Roy also talked about how radio broadcasts from Japan, which the people of the city used to listen to secretly at night, talked about European ladies being made to clean Japanese streets, propagating the idea of Asia for Asians.

There were other reasons too that caused resentment in the average Bengali. “When the Japanese came to Burma, the British seized all the boats of people in the coastal areas and torched them. This was known as the ‘scorched-earth’ policy of the British, where anything perceived as useful to the enemy would be destroyed.
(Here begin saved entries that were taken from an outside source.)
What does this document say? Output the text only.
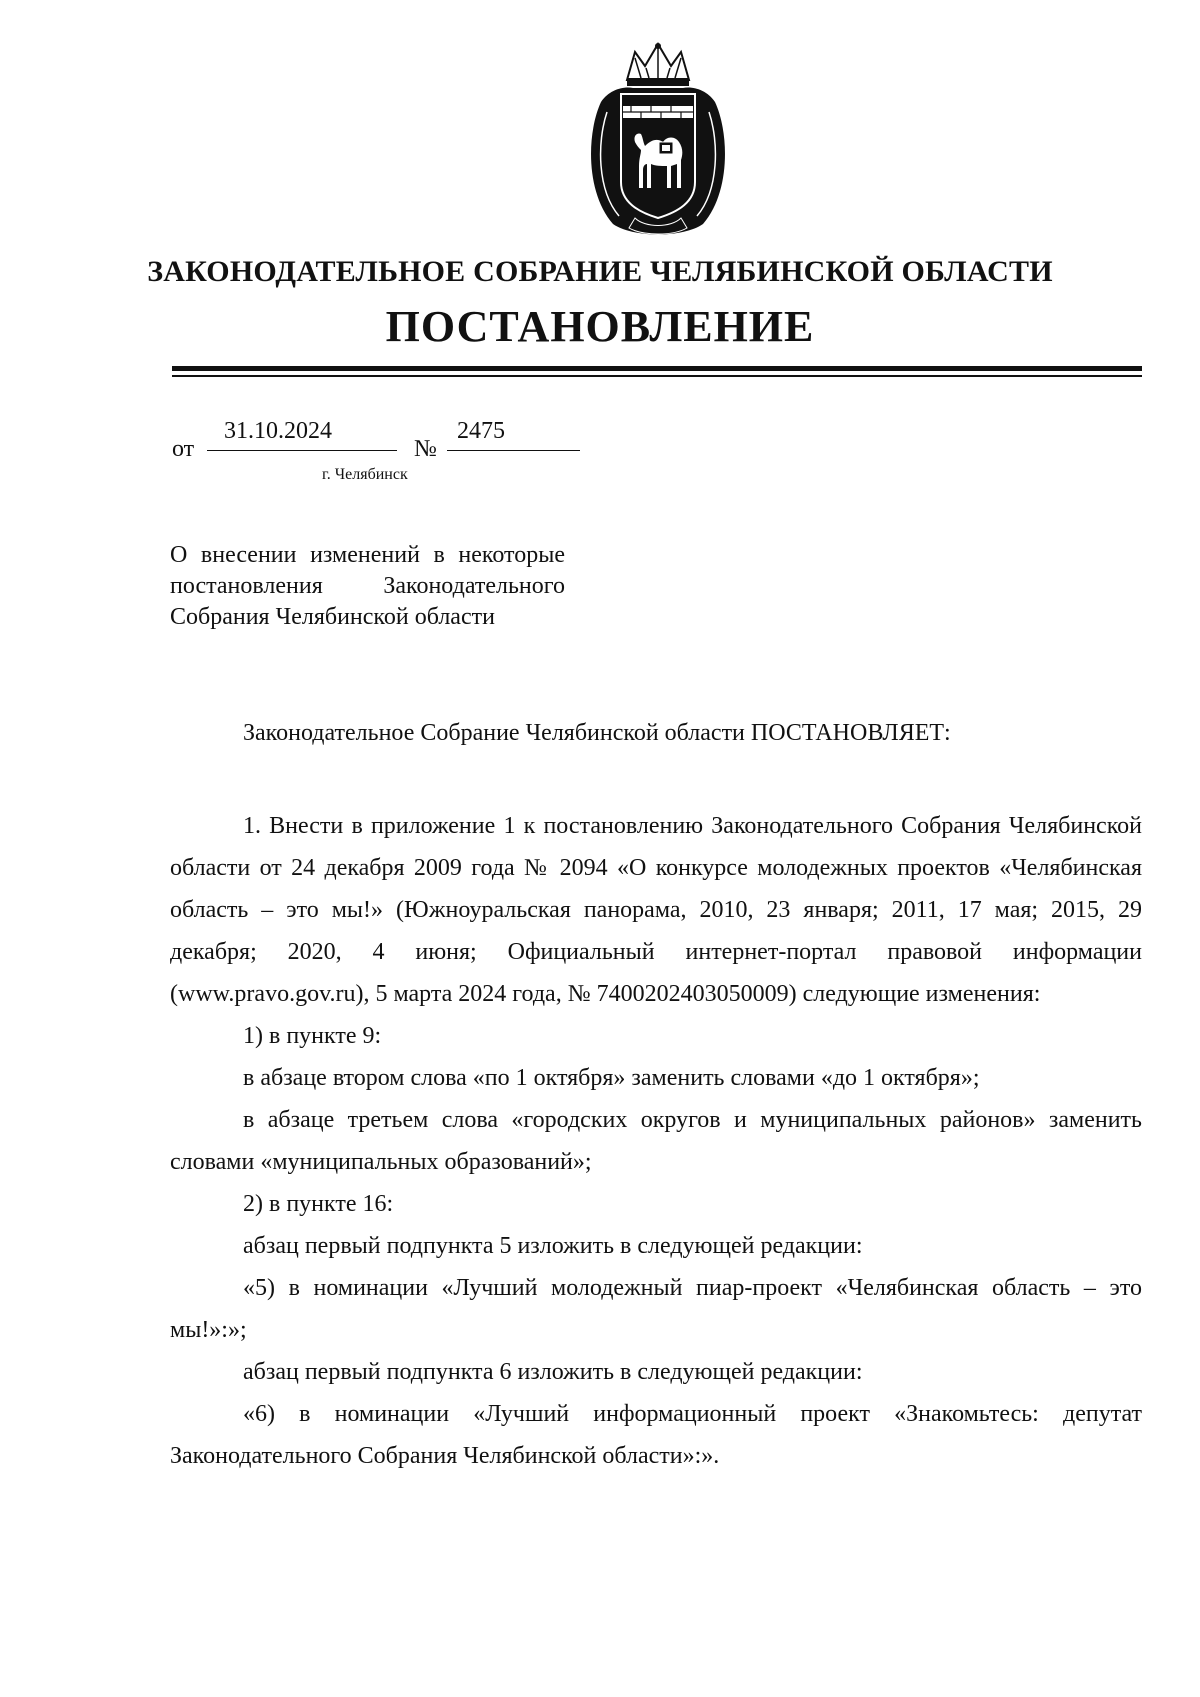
ЗАКОНОДАТЕЛЬНОЕ СОБРАНИЕ ЧЕЛЯБИНСКОЙ ОБЛАСТИ
ПОСТАНОВЛЕНИЕ
от
31.10.2024
№
2475
г. Челябинск

О внесении изменений в некоторые постановления Законодательного Собрания Челябинской области

Законодательное Собрание Челябинской области ПОСТАНОВЛЯЕТ:

1. Внести в приложение 1 к постановлению Законодательного Собрания Челябинской области от 24 декабря 2009 года № 2094 «О конкурсе молодежных проектов «Челябинская область – это мы!» (Южноуральская панорама, 2010, 23 января; 2011, 17 мая; 2015, 29 декабря; 2020, 4 июня; Официальный интернет-портал правовой информации (www.pravo.gov.ru), 5 марта 2024 года, № 7400202403050009) следующие изменения:

1) в пункте 9:

в абзаце втором слова «по 1 октября» заменить словами «до 1 октября»;

в абзаце третьем слова «городских округов и муниципальных районов» заменить словами «муниципальных образований»;

2) в пункте 16:

абзац первый подпункта 5 изложить в следующей редакции:

«5) в номинации «Лучший молодежный пиар-проект «Челябинская область – это мы!»:»;

абзац первый подпункта 6 изложить в следующей редакции:

«6) в номинации «Лучший информационный проект «Знакомьтесь: депутат Законодательного Собрания Челябинской области»:».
This led people to think that if the Japanese entered Calcutta, the British might destroy things in the city as well,” Roy says.

Roy also explained how widespread joblessness affected the so-called “British supremacy”. In 1942, when the Quit India movement was started, at least 57,000 combat troops had to be pulled out of the warfront to block the movement.

“The situation worsened for the British when, in 1944, Subhash Chandra Bose started broadcasting radio messages from Singapore, which made the educated middle-class more aware of the political scenario,” Roy concluded.